Today it takes 10 calories of fossil energy to produce one calorie of food. We are rapidly losing that fossil energy supply and that suggests we can anticipate a significant drop in available food supply unless we radically change how we acquire food.

We could, for instance, harness the wonders of fire to make biochar, rejuvenate soil fertility with our microscopic allies, and build healthy inner ecologies to make ourselves, and our planet, better prepared for the ever-changing future. Whether we shall, with our diminished brain capacity, remains to be seen.

Comments

k-dog said…
That was a fascinating and delightful expression of our predicament. Will man be smart enough to save himself or has mans brain shrunk so much it is no longer possible. I fear mans wonderful visual acuity inherited from ape ancestors has degraded so that now all man can see is himself. If so then the hope is slim.
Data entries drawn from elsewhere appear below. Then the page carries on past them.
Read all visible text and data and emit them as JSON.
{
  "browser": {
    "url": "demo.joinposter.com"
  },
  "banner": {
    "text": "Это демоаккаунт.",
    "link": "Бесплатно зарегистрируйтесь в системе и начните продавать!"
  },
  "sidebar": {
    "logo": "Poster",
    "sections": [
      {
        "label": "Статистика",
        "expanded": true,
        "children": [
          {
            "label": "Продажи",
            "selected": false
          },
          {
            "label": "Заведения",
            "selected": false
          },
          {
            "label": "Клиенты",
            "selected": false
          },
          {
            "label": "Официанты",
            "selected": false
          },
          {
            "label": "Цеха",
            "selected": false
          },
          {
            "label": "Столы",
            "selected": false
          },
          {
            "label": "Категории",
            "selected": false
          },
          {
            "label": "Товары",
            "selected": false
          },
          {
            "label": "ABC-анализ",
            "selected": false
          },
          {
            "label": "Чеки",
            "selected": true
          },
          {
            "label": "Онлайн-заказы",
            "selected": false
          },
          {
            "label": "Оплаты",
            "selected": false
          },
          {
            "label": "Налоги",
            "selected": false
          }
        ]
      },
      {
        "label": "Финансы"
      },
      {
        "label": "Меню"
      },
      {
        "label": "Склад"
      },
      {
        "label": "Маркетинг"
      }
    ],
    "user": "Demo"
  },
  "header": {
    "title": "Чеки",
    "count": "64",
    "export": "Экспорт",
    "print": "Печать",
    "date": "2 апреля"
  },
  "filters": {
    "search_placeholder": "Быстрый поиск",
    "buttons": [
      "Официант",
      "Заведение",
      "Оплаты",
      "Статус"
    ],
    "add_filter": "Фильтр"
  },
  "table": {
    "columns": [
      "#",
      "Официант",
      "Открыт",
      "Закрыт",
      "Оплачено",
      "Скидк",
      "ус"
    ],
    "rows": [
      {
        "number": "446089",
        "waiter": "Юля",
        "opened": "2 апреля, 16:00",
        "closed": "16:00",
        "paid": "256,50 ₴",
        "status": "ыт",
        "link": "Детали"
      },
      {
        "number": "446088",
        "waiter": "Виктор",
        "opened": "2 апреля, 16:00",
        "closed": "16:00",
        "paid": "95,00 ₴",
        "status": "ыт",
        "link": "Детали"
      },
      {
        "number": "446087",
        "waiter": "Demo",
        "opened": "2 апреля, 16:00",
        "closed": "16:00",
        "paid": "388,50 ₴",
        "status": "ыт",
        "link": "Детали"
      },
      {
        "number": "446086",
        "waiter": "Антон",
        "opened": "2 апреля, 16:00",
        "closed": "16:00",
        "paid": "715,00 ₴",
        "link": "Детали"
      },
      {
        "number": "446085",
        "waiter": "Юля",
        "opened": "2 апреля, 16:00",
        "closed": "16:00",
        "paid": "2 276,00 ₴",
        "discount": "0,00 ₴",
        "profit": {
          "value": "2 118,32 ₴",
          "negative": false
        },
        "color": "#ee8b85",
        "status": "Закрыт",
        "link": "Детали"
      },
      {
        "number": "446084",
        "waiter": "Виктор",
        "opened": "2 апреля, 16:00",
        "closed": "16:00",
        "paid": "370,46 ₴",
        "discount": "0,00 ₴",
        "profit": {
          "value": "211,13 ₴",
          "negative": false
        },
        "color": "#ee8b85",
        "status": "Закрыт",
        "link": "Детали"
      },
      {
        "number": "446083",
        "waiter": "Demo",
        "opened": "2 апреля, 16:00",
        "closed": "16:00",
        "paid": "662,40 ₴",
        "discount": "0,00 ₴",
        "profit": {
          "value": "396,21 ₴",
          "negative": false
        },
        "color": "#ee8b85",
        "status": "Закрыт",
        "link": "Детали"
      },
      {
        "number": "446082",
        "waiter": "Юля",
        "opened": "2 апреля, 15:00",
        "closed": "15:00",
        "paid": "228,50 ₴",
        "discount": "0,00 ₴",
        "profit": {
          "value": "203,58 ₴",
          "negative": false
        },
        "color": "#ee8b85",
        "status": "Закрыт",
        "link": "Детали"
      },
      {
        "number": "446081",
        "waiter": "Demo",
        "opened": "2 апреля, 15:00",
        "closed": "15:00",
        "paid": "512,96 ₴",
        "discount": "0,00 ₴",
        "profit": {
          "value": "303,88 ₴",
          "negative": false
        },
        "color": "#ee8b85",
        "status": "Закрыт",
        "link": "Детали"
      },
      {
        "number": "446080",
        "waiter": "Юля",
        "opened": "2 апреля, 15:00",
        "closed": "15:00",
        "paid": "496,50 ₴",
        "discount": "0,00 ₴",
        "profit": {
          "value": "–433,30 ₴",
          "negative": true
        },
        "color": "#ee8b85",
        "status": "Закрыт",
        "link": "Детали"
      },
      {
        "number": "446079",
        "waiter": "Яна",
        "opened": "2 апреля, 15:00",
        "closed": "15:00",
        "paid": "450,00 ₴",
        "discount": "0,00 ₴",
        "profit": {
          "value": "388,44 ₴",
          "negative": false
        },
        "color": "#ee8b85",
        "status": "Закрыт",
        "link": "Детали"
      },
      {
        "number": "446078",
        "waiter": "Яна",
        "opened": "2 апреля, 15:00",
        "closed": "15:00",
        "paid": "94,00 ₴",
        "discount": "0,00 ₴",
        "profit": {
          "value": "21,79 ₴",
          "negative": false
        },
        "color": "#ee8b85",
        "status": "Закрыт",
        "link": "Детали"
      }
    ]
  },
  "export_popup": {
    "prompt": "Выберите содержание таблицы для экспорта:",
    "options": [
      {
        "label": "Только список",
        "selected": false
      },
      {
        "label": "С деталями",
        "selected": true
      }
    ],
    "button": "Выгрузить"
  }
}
Good luck with the biochar. You are a true inspiration.
Unknown said…
I really, really need to for you to teach me how to do this. I'm convinced that if we had a few million new hippie farmers sequestering carbon, that the Gods of Climate Change might decide to let us stick around for a few more generations.

Wish I could join y'all in Iceland. Nice gig. Hope that goes well.

Would like an update on the Farm website to plan for a trip when you'll be teaching biochar there. I'm committed to showing up for that, and will try to drag along some crew.